The Windsor opinion did not create a fundamental right to same gender marriage nor did it establish that state opposite-gender marriage regulations are amenable to federal constitutional challenges. If anything, Windsor stands for the opposite proposition: it reaffirms the States’ authority over marriage, buttressing Baker’s conclusion that marriage is simply not a federal question.

Pérez-Giménez goes on to cite Windsor: “the definition of marriage is the foundation of the State’s broader authority to regulate the subject of domestic relations with respect to the ‘protection of offspring, property interests, and the enforcement of marital responsibilities.’”

Juan Pérez-Giménez (Photo: Wikimedia)

Juan Pérez-Giménez (Photo: Wikimedia)

The judge also appeals to an earlier Supreme Court case, Baker v. Nelson, where the Court rejected a challenge to a state’s marriage law because, the Court said, the challenge lacked a “substantial federal question.” Pérez-Giménez explains:

Contrary to the plaintiffs’ contention, Windsor does not overturn Baker; rather, Windsor and Baker work in tandem to emphasize the States’ “historic and essential authority to define the marital relation” free from “federal intrusion.”

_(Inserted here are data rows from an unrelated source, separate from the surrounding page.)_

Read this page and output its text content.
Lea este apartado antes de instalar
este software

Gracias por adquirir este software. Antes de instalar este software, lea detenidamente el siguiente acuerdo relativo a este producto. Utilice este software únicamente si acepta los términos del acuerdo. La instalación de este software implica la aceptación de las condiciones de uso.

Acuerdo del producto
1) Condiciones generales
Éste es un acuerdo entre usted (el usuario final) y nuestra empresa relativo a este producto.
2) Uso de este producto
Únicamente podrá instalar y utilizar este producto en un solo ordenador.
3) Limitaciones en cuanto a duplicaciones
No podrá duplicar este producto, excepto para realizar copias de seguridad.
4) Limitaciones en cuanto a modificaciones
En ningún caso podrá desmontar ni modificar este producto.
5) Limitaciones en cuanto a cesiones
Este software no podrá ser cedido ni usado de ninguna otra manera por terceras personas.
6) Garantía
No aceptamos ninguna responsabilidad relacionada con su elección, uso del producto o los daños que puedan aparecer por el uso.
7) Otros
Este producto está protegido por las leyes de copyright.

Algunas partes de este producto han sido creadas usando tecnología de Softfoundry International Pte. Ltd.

Pérez-Giménez, a federal district court judge, also points out that his Circuit Court has cited the authority of Baker: “The First Circuit expressly acknowledged—a mere two years ago—that Baker remains binding precedent ‘unless repudiated by subsequent Supreme Court precedent.’” And, the judge points out, he “cannot see how any ‘doctrinal developments’ at the Supreme Court change the outcome of Baker or permit a lower court to ignore it.”

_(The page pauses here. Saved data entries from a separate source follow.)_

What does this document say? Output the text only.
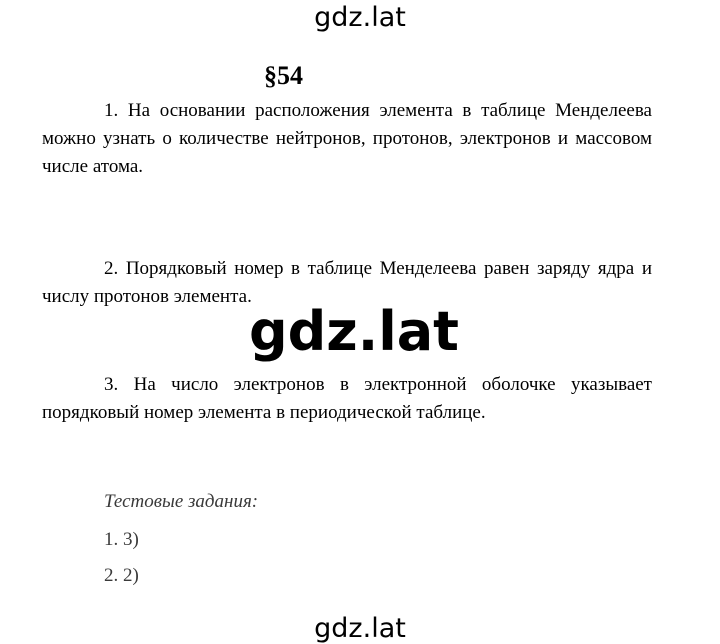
gdz.lat
§54

1. На основании расположения элемента в таблице Менделеева можно узнать о количестве нейтронов, протонов, электронов и массовом числе атома.

2. Порядковый номер в таблице Менделеева равен заряду ядра и числу протонов элемента.

3. На число электронов в электронной оболочке указывает порядковый номер элемента в периодической таблице.

Тестовые задания:
1. 3)
2. 2)
gdz.lat
gdz.lat
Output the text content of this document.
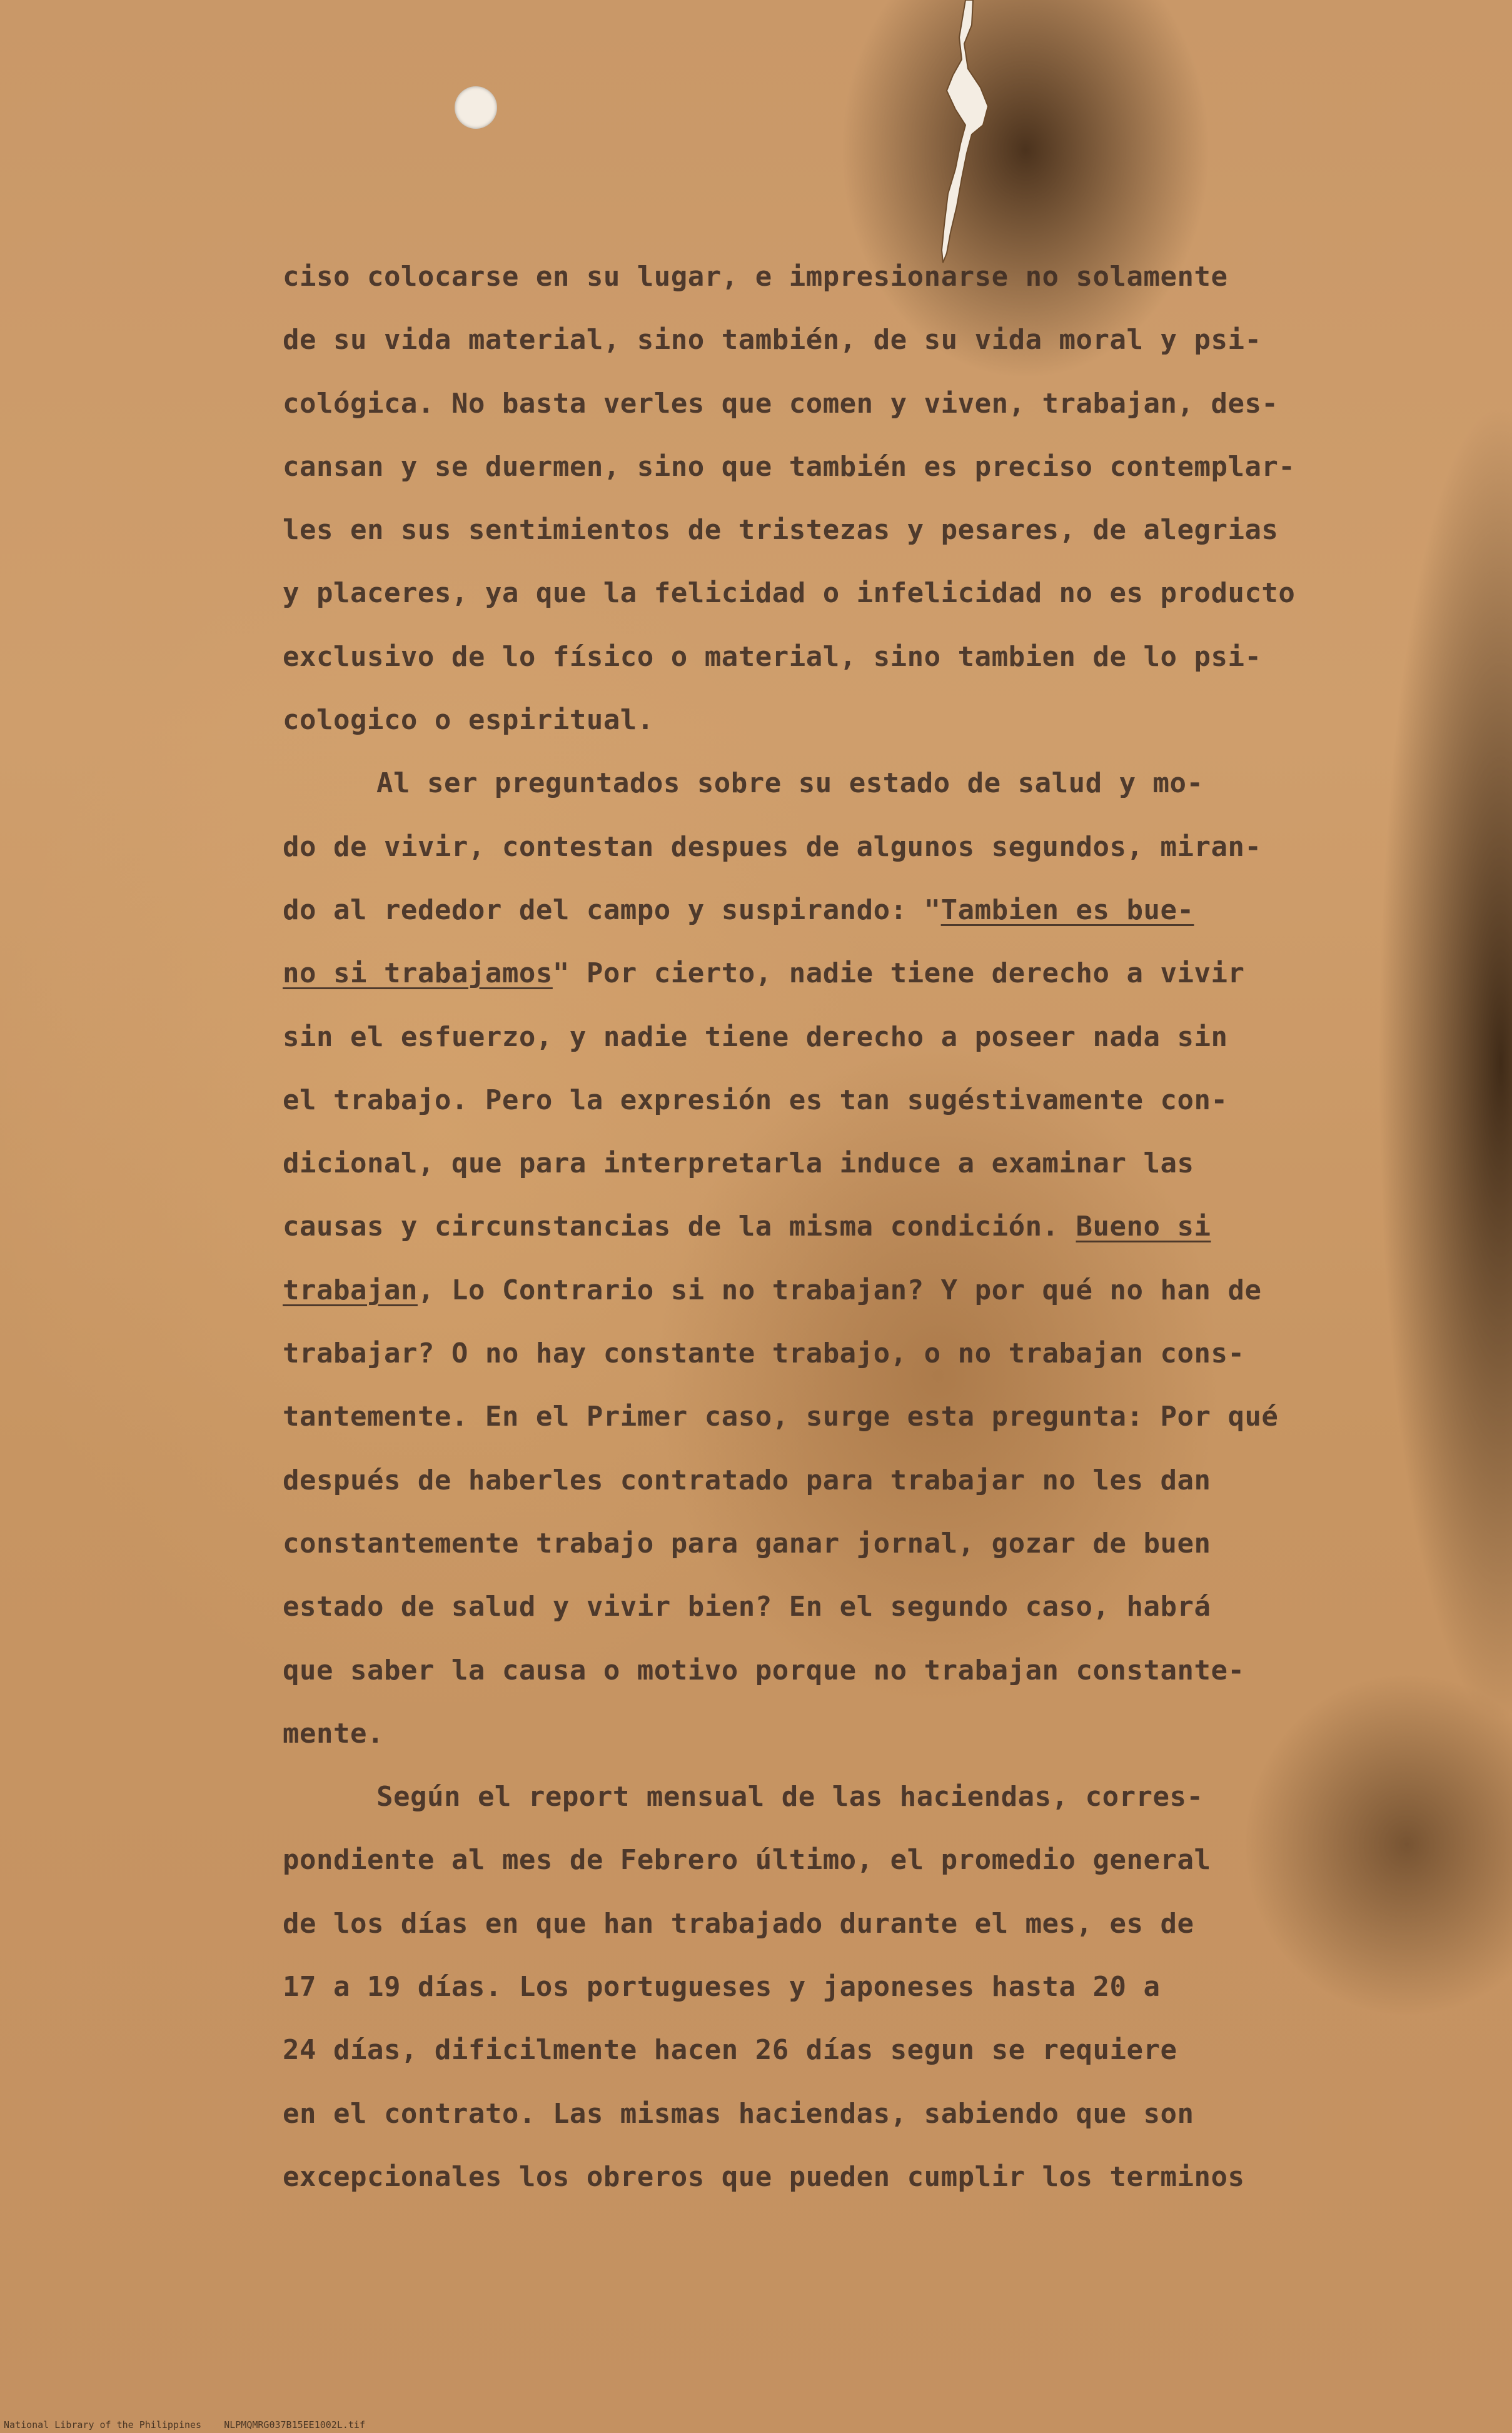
ciso colocarse en su lugar, e impresionarse no solamente
de su vida material, sino también, de su vida moral y psi-
cológica. No basta verles que comen y viven, trabajan, des-
cansan y se duermen, sino que también es preciso contemplar-
les en sus sentimientos de tristezas y pesares, de alegrias
y placeres, ya que la felicidad o infelicidad no es producto
exclusivo de lo físico o material, sino tambien de lo psi-
cologico o espiritual.
Al ser preguntados sobre su estado de salud y mo-
do de vivir, contestan despues de algunos segundos, miran-
do al rededor del campo y suspirando: "Tambien es bue-
no si trabajamos" Por cierto, nadie tiene derecho a vivir
sin el esfuerzo, y nadie tiene derecho a poseer nada sin
el trabajo. Pero la expresión es tan sugéstivamente con-
dicional, que para interpretarla induce a examinar las
causas y circunstancias de la misma condición. Bueno si
trabajan, Lo Contrario si no trabajan? Y por qué no han de
trabajar? O no hay constante trabajo, o no trabajan cons-
tantemente. En el Primer caso, surge esta pregunta: Por qué
después de haberles contratado para trabajar no les dan
constantemente trabajo para ganar jornal, gozar de buen
estado de salud y vivir bien? En el segundo caso, habrá
que saber la causa o motivo porque no trabajan constante-
mente.
Según el report mensual de las haciendas, corres-
pondiente al mes de Febrero último, el promedio general
de los días en que han trabajado durante el mes, es de
17 a 19 días. Los portugueses y japoneses hasta 20 a
24 días, dificilmente hacen 26 días segun se requiere
en el contrato. Las mismas haciendas, sabiendo que son
excepcionales los obreros que pueden cumplir los terminos
National Library of the Philippines    NLPMQMRG037B15EE1002L.tif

Indeed, the judge has harsh words for other judges who have struck down state marriage laws: “It takes inexplicable contortions of the mind or perhaps even willful ignorance—this Court does not venture an answer here—to interpret Windsor’s endorsement of the state control of marriage as eliminating the state control of marriage.”

Just so. And if state marriage laws ever make it back to the Supreme Court, this is precisely what the Court should rule. Indeed, Pérez-Giménez highlights what other courts have frequently forgotten about the rationale underlying marriage laws:

Recent affirmances of same-gender marriage seem to suffer from a peculiar inability to recall the principles embodied in existing marriage law. Traditional marriage is “exclusively [an] opposite-sex institution . . . inextricably linked to procreation and biological kinship.” Traditional marriage is the fundamental unit of the political order. And ultimately the very survival of the political order depends upon the procreative potential embodied in traditional marriage.

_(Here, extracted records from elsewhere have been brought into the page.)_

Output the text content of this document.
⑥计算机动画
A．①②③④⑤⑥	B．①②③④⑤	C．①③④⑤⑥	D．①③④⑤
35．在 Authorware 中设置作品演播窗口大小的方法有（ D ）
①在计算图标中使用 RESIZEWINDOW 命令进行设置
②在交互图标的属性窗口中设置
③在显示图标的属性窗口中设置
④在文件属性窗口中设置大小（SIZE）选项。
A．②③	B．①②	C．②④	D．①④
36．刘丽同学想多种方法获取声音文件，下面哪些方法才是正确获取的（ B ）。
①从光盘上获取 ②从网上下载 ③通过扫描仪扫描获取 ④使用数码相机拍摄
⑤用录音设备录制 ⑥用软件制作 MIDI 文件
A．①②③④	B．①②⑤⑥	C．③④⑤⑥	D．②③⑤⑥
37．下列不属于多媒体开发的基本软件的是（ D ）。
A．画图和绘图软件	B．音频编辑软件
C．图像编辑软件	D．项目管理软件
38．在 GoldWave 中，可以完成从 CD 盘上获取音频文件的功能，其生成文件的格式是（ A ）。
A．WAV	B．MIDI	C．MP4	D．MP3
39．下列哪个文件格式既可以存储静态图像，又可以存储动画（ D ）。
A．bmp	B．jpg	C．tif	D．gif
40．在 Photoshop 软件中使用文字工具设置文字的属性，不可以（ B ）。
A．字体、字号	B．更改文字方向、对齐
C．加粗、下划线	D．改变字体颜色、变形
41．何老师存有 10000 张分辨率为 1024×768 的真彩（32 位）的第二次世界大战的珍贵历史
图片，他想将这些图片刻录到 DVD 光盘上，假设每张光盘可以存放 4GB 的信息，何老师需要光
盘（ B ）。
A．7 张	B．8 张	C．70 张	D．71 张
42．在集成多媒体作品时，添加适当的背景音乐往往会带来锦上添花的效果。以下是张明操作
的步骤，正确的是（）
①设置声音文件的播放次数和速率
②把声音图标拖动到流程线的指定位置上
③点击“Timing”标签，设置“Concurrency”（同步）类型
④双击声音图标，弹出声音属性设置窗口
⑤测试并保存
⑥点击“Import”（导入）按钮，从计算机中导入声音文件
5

Those are the well-tested, well-proven principles on which we have relied for centuries. The question now is whether judicial “wisdom” may contrive methods by which those solid principles can be circumvented or even discarded.

Pérez-Giménez thus concludes:

Baker, which necessarily decided that a state law defining marriage as a union between a man and woman does not violate the Fourteenth Amendment, remains good law. Because no right to same-gender marriage emanates from the Constitution, the Commonwealth of Puerto Rico should not be compelled to recognize such unions. Instead, Puerto Rico, acting through its legislature, remains free to shape its own marriage policy. In a system of limited constitutional self-government such as ours, this is the prudent outcome.

As Pérez-Giménez points out, “The people and their elected representatives should debate the wisdom of redefining marriage. Judges should not.” Someone should let President Obama know.